Schon die Mädchen im klassischen Griechenland trugen unter ihrem Kleid einen Gürtel um die Hüften, der keinerlei praktischen Nutzen hatte, außer, die Aufmerksamkeit auf ihre verführerische Weiblichkeit zu lenken. Selbst die Frauen in Rom vor mehr als 2000 Jahren trugen bereits Strumpfbänder um ihre Schenkel, obwohl Damenstrümpfe noch nicht erfunden waren. Schritt für Schritt haben sie ihre Angriffswaffen perfektioniert.
Während das moderne Weib mit Dessous ihre erotischen Vorlieben verraten, haben wir Männer in dieser Hinsicht die modischen Errungenschaften des Homo Sapiens aus Neandertal konserviert, obwohl wir täglich lüsterne Blicke auf die Werbeplakate an der Bushaltestelle werfen. Löst das bei uns etwas aus, frage ich? Nein…! Wir verharren zwischen Sehnsucht und Erstarrung und die Modeindustrie vernachlässigt uns sträflich!
Ist es nicht erstaunlich, dass es mehr Männer mit Artikulations- als mit Erektionsproblemen gibt? Weshalb bemühen sich die Modefritzen nicht? Wie gerne würden wir den Mädels die Sache mit peppigem Outfit und dem Inhalt ein wenig schmackhafter machen! Heute sind Vamps, Starlets, Pin-Ups und Models allgegenwärtig. In der Werbung, auf Kalendern, im Kino und im Fernsehen regen sie Männer- an. Da läge es doch nahe, wenn die Modeindustrie auch einmal einen kurzen und kritischen Blick unter unsere Jeans zu werfen.
Nicht die Bohne, sie belassen alles bei dem für die Frauen frustrierenden Zustand. Das verruchte Weib von Welt dagegen lockt mit verstohlenem Rascheln ihrer Nylonstrümpfe, gewähren Einblicke in ihre Dekolletés aus lachsfarbenem Spitzen-Nichts. Der Mann genießt, kann aber in dieser Hinsicht kaum mithalten. Was unser textiles Feingefühl anbetrifft, konnte man den Zeitraum bis kurz vor der Volljährigkeit als eine entfernte Insel ungetrübter Glückseligkeit und naiver Unschuld bezeichnen.
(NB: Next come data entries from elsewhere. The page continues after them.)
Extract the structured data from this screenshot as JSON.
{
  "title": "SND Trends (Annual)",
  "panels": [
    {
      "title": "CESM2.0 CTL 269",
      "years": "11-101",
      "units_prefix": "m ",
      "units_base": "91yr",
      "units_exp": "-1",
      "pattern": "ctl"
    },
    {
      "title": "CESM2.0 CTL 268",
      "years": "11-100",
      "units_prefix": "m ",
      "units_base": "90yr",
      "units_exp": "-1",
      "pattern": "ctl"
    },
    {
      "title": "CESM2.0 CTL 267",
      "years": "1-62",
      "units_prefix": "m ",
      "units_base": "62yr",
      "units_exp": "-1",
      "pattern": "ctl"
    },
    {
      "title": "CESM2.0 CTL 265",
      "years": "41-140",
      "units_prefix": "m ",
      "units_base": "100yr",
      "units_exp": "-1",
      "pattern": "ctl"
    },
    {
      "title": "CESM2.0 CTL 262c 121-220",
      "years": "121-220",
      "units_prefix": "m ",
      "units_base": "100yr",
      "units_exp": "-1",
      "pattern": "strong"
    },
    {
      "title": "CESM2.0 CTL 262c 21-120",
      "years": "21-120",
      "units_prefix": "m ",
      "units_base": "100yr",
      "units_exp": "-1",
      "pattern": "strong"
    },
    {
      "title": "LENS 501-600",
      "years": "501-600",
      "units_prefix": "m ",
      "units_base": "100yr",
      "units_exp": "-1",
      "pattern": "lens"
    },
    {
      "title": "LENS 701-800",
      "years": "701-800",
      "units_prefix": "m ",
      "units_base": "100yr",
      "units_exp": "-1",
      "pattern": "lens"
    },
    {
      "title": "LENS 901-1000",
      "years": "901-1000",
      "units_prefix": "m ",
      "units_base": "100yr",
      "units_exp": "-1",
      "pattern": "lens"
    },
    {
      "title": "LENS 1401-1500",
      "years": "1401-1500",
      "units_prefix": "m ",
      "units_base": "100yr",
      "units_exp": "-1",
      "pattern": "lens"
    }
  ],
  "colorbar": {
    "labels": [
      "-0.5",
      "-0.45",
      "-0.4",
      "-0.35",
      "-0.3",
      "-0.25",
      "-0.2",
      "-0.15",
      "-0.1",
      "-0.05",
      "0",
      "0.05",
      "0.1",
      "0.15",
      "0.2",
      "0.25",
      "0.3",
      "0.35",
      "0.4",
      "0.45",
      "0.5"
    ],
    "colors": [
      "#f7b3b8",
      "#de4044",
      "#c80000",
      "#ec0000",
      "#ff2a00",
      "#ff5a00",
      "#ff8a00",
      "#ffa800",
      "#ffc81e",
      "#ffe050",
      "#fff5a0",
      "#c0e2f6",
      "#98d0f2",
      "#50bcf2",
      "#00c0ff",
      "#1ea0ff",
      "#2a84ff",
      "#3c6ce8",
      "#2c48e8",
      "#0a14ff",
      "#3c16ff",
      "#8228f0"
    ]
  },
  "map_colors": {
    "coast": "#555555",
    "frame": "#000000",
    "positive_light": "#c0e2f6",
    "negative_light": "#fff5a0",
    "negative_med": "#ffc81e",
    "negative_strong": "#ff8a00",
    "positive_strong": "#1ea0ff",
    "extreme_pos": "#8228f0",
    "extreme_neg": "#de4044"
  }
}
Da bestand das Innenleben der Hosen aus Schießer, geräumig und warm, mehr war da nicht.
Erst wenn wir Frauen in unser Leben treten lassen und „SIE“ uns zu einer Beziehung bewegt hat, erfährt unser Leben nach einer relativ kurzen Schonfrist dramatische Einschnitte. Denn kaum hat sich der Zustand heftiger Verliebtheit gelegt und der Alltag Raum gegriffen, gehen die Frauen ans Eingemachte, genauer gesagt ans Wäschefach des Partners. Gegenwehr zwecklos! Was sie dort vorfinden, treibt jeder Frau die Tränen in die Augen.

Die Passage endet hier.